Net-zero initiatives continue to dominate the ESG agenda as the private sector races to reduce its carbon emissions in line with global targets.
Alex Brierley, co-head of Octopus Renewables, says: “Meeting the UK and EU net-zero carbon emissions targets will require unprecedented investment in low-carbon infrastructure across the region, with a large proportion of this green investment required from the private sector.
“It is pivotal that investment managers, regulators and policymakers work together to remove barriers to entry, structural issues, market failures and misaligned incentives that are currently holding back investment.”

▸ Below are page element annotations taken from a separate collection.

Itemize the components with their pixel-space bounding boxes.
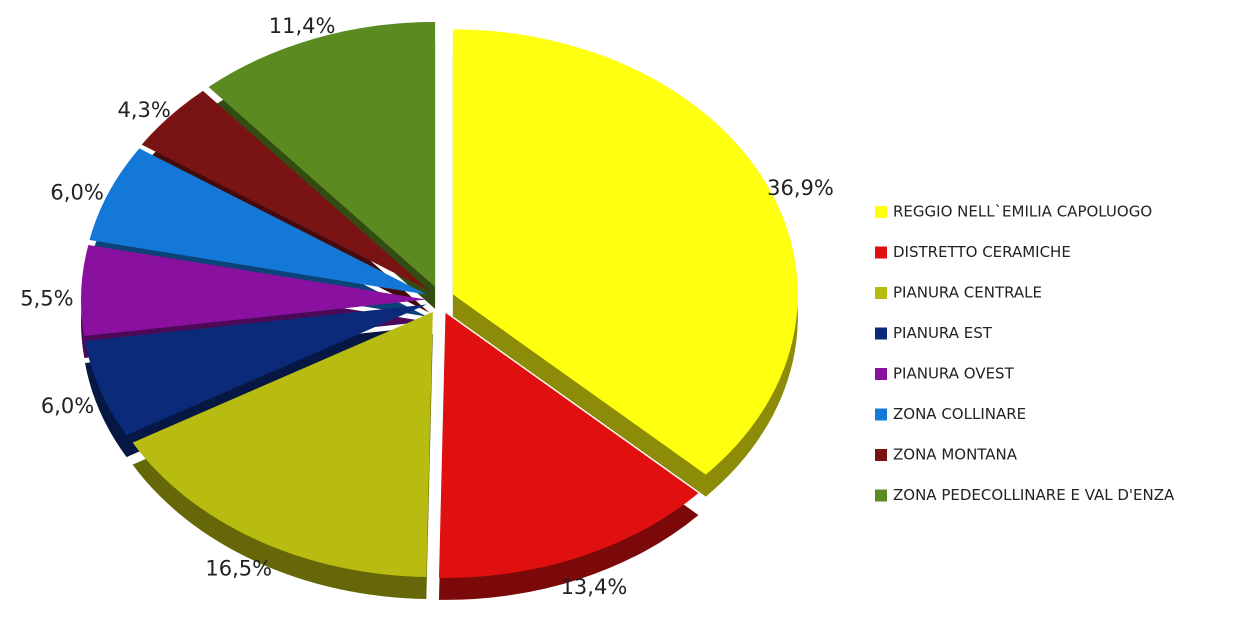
legend-swatch <box>875 368 887 380</box>
legend-swatch <box>875 246 887 259</box>
legend-swatch <box>875 489 887 502</box>
slice <box>208 21 436 287</box>
legend-label: PIANURA CENTRALE <box>893 284 1042 302</box>
legend: REGGIO NELL`EMILIA CAPOLUOGO DISTRETTO CE… <box>875 203 1175 504</box>
labels: 36,9% 13,4% 16,5% 6,0% 5,5% 6,0% 4,3% 11,4% <box>20 14 834 599</box>
slice <box>89 148 428 295</box>
data-label: 5,5% <box>20 287 73 311</box>
slice <box>438 312 699 578</box>
legend-label: PIANURA EST <box>893 324 993 342</box>
pie-tops <box>81 21 798 578</box>
data-label: 16,5% <box>205 557 272 581</box>
legend-swatch <box>875 287 887 299</box>
legend-label: ZONA PEDECOLLINARE E VAL D'ENZA <box>893 486 1175 504</box>
slice <box>132 312 433 577</box>
data-label: 6,0% <box>41 394 94 418</box>
legend-swatch <box>875 408 887 421</box>
data-label: 4,3% <box>117 98 170 122</box>
legend-swatch <box>875 327 887 340</box>
legend-label: ZONA COLLINARE <box>893 405 1026 423</box>
slice <box>141 90 430 291</box>
legend-label: PIANURA OVEST <box>893 365 1015 383</box>
data-label: 36,9% <box>767 176 834 200</box>
legend-swatch <box>875 449 887 461</box>
slice <box>452 29 798 475</box>
data-label: 13,4% <box>561 575 628 599</box>
legend-label: ZONA MONTANA <box>893 446 1018 464</box>
legend-label: DISTRETTO CERAMICHE <box>893 243 1071 261</box>
slice <box>81 244 427 337</box>
data-label: 11,4% <box>269 14 336 38</box>
data-label: 6,0% <box>50 181 103 205</box>
slice <box>85 304 427 436</box>
legend-label: REGGIO NELL`EMILIA CAPOLUOGO <box>893 203 1152 221</box>
legend-swatch <box>875 206 887 218</box>
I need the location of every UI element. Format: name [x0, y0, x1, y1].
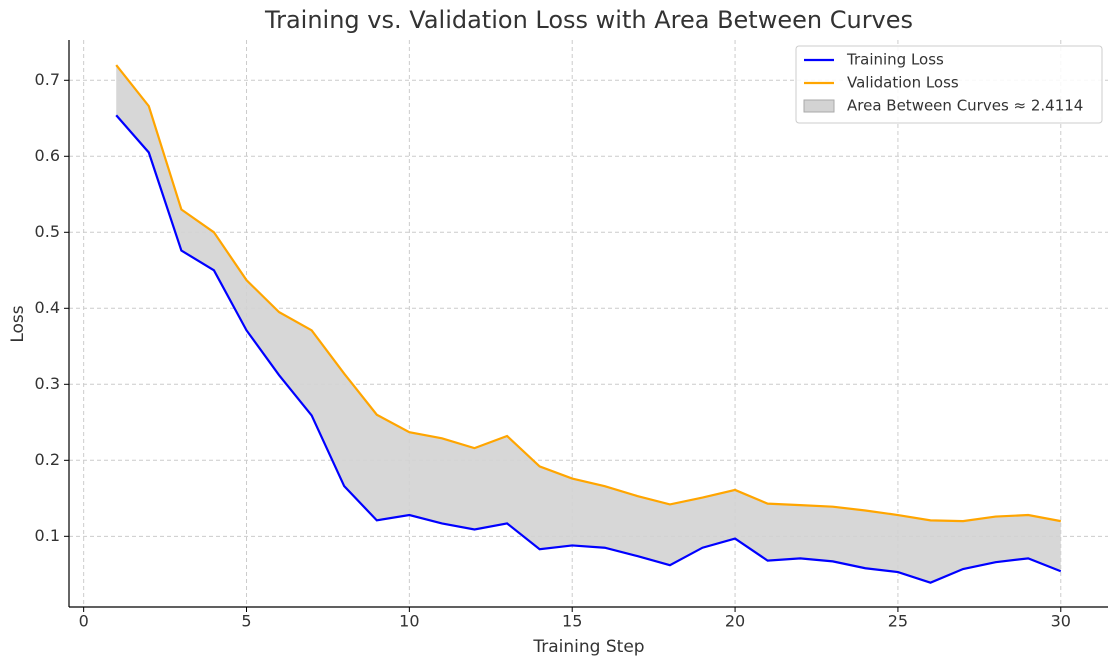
- legend-label: Training Loss: [846, 51, 944, 69]
- y-tick-label: 0.2: [35, 450, 60, 469]
- x-tick-label: 20: [725, 612, 745, 631]
- x-tick-label: 10: [399, 612, 419, 631]
- y-tick-label: 0.4: [35, 298, 60, 317]
- x-tick-label: 30: [1051, 612, 1071, 631]
- x-tick-label: 15: [562, 612, 582, 631]
- y-tick-label: 0.3: [35, 374, 60, 393]
- legend-label: Validation Loss: [847, 74, 959, 92]
- legend-swatch: [803, 99, 835, 113]
- y-tick-label: 0.5: [35, 222, 60, 241]
- y-axis-label: Loss: [8, 305, 28, 342]
- chart-title: Training vs. Validation Loss with Area B…: [264, 6, 913, 34]
- y-tick-label: 0.6: [35, 146, 60, 165]
- x-tick-label: 0: [79, 612, 89, 631]
- x-tick-label: 25: [888, 612, 908, 631]
- y-tick-label: 0.1: [35, 526, 60, 545]
- x-tick-label: 5: [241, 612, 251, 631]
- area-between: [116, 65, 1061, 583]
- legend-label: Area Between Curves ≈ 2.4114: [847, 97, 1083, 115]
- legend-box: [795, 45, 1103, 124]
- line-series: [115, 64, 1061, 523]
- line-series: [115, 114, 1062, 584]
- y-tick-label: 0.7: [35, 70, 60, 89]
- x-axis-label: Training Step: [532, 637, 644, 657]
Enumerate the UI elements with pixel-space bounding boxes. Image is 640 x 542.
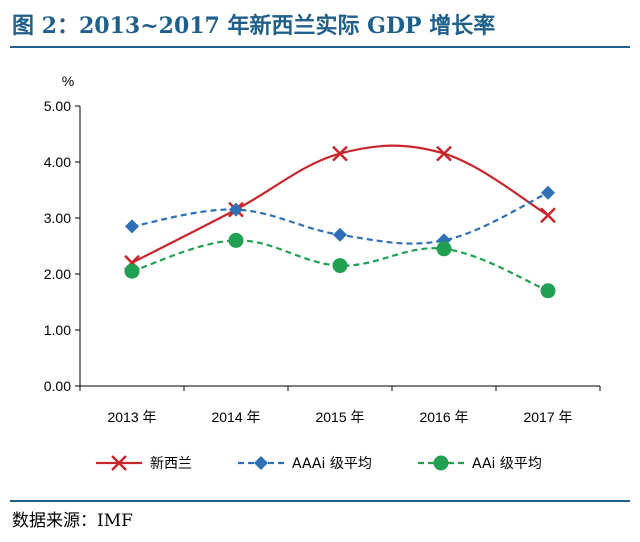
data-point: [124, 263, 140, 279]
data-point: [436, 241, 452, 257]
series-line: [131, 144, 549, 264]
series-line: [131, 239, 549, 292]
legend-label: 新西兰: [150, 456, 192, 472]
footer-divider: [10, 500, 630, 502]
legend-swatch-marker: [111, 455, 127, 471]
legend-swatch-marker: [254, 456, 268, 470]
series-3: [124, 232, 556, 299]
data-point: [333, 227, 347, 242]
legend-entry: AAAi 级平均: [238, 456, 372, 472]
x-tick-label: 2013 年: [107, 409, 156, 425]
data-point: [332, 145, 348, 162]
data-point: [436, 145, 452, 162]
title-divider: [10, 46, 630, 48]
y-axis-unit-label: %: [62, 73, 74, 89]
data-point: [332, 258, 348, 274]
y-tick-label: 4.00: [44, 154, 71, 170]
data-point: [229, 202, 243, 217]
data-point: [541, 185, 555, 200]
y-tick-label: 1.00: [44, 322, 71, 338]
data-point: [228, 232, 244, 248]
source-note: 数据来源：IMF: [12, 511, 133, 531]
chart-axes: % 0.00 1.00 2.00 3.00 4.00 5.00 2013 年 2014 年 201…: [44, 73, 601, 425]
legend-label: AAAi 级平均: [292, 456, 372, 472]
chart-series: [124, 144, 556, 299]
line-chart: % 0.00 1.00 2.00 3.00 4.00 5.00 2013 年 2014 年 201…: [44, 73, 601, 472]
legend-entry: AAi 级平均: [418, 455, 542, 472]
y-tick-label: 5.00: [44, 98, 71, 114]
x-tick-label: 2017 年: [523, 409, 572, 425]
x-tick-label: 2015 年: [315, 409, 364, 425]
x-tick-label: 2014 年: [211, 409, 260, 425]
legend-swatch-marker: [433, 455, 449, 471]
y-tick-label: 0.00: [44, 378, 71, 394]
x-tick-label: 2016 年: [419, 409, 468, 425]
data-point: [540, 283, 556, 299]
series-2: [125, 185, 555, 248]
data-point: [125, 219, 139, 234]
chart-legend: 新西兰 AAAi 级平均 AAi 级平均: [96, 455, 542, 472]
chart-title: 图 2：2013~2017 年新西兰实际 GDP 增长率: [12, 13, 496, 39]
legend-entry: 新西兰: [96, 455, 192, 472]
y-tick-label: 3.00: [44, 210, 71, 226]
legend-label: AAi 级平均: [472, 456, 542, 472]
data-point: [540, 207, 556, 224]
y-tick-label: 2.00: [44, 266, 71, 282]
series-1: [124, 144, 556, 271]
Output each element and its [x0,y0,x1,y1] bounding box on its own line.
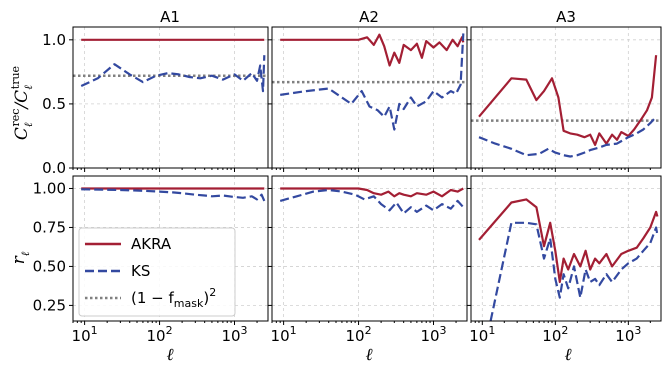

According to Brierley, government incentives and industry collaboration are key to success, particularly on a global scale.
A 2020 Octopus report showed that more than two-thirds of global investors (68 percent) cite a lack of international co-operation as the number-one factor negatively impacting the energy transition.
“Once capital is unlocked, there also needs to be a greater focus on deployment,” Brierley says. “In our view, inward investment to renewables infrastructure is crucial but cannot be looked at in isolation. The sector is still relatively immature and so the need for large, diversified energy managers with an understanding of the entire energy system – from creation to distribution to usage – is essential to drive systemic change.”